Tibco: The San Jose software company agreed to be acquired by private equity firm Vista Equity Partners for about $4.3 billion in 2014, the largest Silicon Valley tech buyout of recent vintage until rival Informatica agreed to a $5.3 billion deal this year. Founder and CEO Vivek Ranadivé, the majority owner of the Sacramento Kings, stepped down after the deal.

iGate: The outsourcing company, formerly of Fremont, packed its bags and moved to the East Coast in 2014, settling in New Jersey.

Audience: Audience s components attempt to help mobile gadgets and other electronic devices better understand and reproduce the human voice. The company lost favor in 2014, however, with sales dropping nearly 30 percent and knocking it off the list for now.

DSP Group: The Los Altos chip company s revenues declined for a second consecutive year and knocked it out of the index.

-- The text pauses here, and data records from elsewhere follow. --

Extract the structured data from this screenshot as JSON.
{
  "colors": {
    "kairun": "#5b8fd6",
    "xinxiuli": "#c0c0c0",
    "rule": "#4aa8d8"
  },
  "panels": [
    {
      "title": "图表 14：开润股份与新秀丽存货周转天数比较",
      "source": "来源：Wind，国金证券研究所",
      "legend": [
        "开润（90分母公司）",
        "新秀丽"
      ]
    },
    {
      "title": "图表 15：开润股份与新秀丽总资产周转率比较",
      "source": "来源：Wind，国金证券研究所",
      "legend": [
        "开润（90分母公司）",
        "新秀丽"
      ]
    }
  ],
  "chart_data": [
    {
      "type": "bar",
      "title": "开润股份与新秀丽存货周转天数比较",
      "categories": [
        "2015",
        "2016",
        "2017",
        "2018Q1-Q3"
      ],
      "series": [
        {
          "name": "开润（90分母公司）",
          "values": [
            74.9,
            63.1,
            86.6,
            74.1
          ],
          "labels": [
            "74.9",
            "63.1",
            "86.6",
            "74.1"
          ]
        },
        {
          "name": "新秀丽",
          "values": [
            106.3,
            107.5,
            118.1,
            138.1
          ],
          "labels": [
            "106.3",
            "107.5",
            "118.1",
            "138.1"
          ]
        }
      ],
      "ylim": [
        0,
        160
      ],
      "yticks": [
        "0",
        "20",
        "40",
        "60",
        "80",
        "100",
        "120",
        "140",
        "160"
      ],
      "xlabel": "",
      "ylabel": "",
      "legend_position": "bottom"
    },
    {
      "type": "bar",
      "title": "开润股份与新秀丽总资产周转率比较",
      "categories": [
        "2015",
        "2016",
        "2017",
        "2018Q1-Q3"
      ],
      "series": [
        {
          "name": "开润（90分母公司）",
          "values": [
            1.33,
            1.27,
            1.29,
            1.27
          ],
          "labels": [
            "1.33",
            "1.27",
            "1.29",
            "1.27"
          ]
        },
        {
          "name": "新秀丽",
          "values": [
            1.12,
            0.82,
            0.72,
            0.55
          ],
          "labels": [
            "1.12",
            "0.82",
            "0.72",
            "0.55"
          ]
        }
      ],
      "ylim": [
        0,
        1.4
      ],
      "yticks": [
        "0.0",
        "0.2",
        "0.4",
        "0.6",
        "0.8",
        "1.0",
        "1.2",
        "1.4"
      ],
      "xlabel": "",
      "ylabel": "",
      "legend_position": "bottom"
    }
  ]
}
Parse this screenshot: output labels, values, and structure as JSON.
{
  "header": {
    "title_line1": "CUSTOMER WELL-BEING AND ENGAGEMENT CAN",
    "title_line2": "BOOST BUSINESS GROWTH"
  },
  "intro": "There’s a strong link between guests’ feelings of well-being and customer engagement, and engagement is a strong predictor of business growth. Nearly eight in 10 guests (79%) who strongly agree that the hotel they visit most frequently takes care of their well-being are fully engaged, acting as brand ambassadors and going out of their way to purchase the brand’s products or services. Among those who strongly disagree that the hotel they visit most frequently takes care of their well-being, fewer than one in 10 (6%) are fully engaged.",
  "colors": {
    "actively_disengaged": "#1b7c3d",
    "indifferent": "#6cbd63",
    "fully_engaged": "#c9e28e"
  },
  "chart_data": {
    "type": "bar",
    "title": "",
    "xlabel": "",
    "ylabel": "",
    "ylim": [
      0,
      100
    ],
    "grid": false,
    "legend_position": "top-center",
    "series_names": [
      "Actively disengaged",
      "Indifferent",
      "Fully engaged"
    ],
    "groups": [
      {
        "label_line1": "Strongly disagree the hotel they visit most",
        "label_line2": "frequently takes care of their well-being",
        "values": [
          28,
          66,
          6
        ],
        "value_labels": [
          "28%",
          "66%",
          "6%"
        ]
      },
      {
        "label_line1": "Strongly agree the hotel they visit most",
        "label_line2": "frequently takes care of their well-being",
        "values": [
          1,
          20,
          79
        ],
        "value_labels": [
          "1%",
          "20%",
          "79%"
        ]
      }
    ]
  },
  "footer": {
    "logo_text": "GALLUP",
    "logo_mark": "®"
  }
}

Telenav: The Sunnyvale company s GPS navigation offering was the first to land in mobile phones and its GPS Navigator is found in certain carriers smartphones and some cars. A second straight year of plunging revenues knocked it off the list.

Exar: The Fremont semiconductor company couldn t boost revenues enough to stay on the list after barely making the cut in 2014.

SciClone Pharmaceuticals: The Foster City company describes its pharmaceutical business as China-centric, with a lead product called Zadaxin, which treats hepatitis and certain kinds of cancer. Revenues gained slightly, but not enough to make the SV150 again.

Pericom Semiconductor: Pericom focuses on maintaining signal integrity throughout electronic systems of any size, from mobile devices to networks. Revenues have been stagnant at best and the company failed to make the list.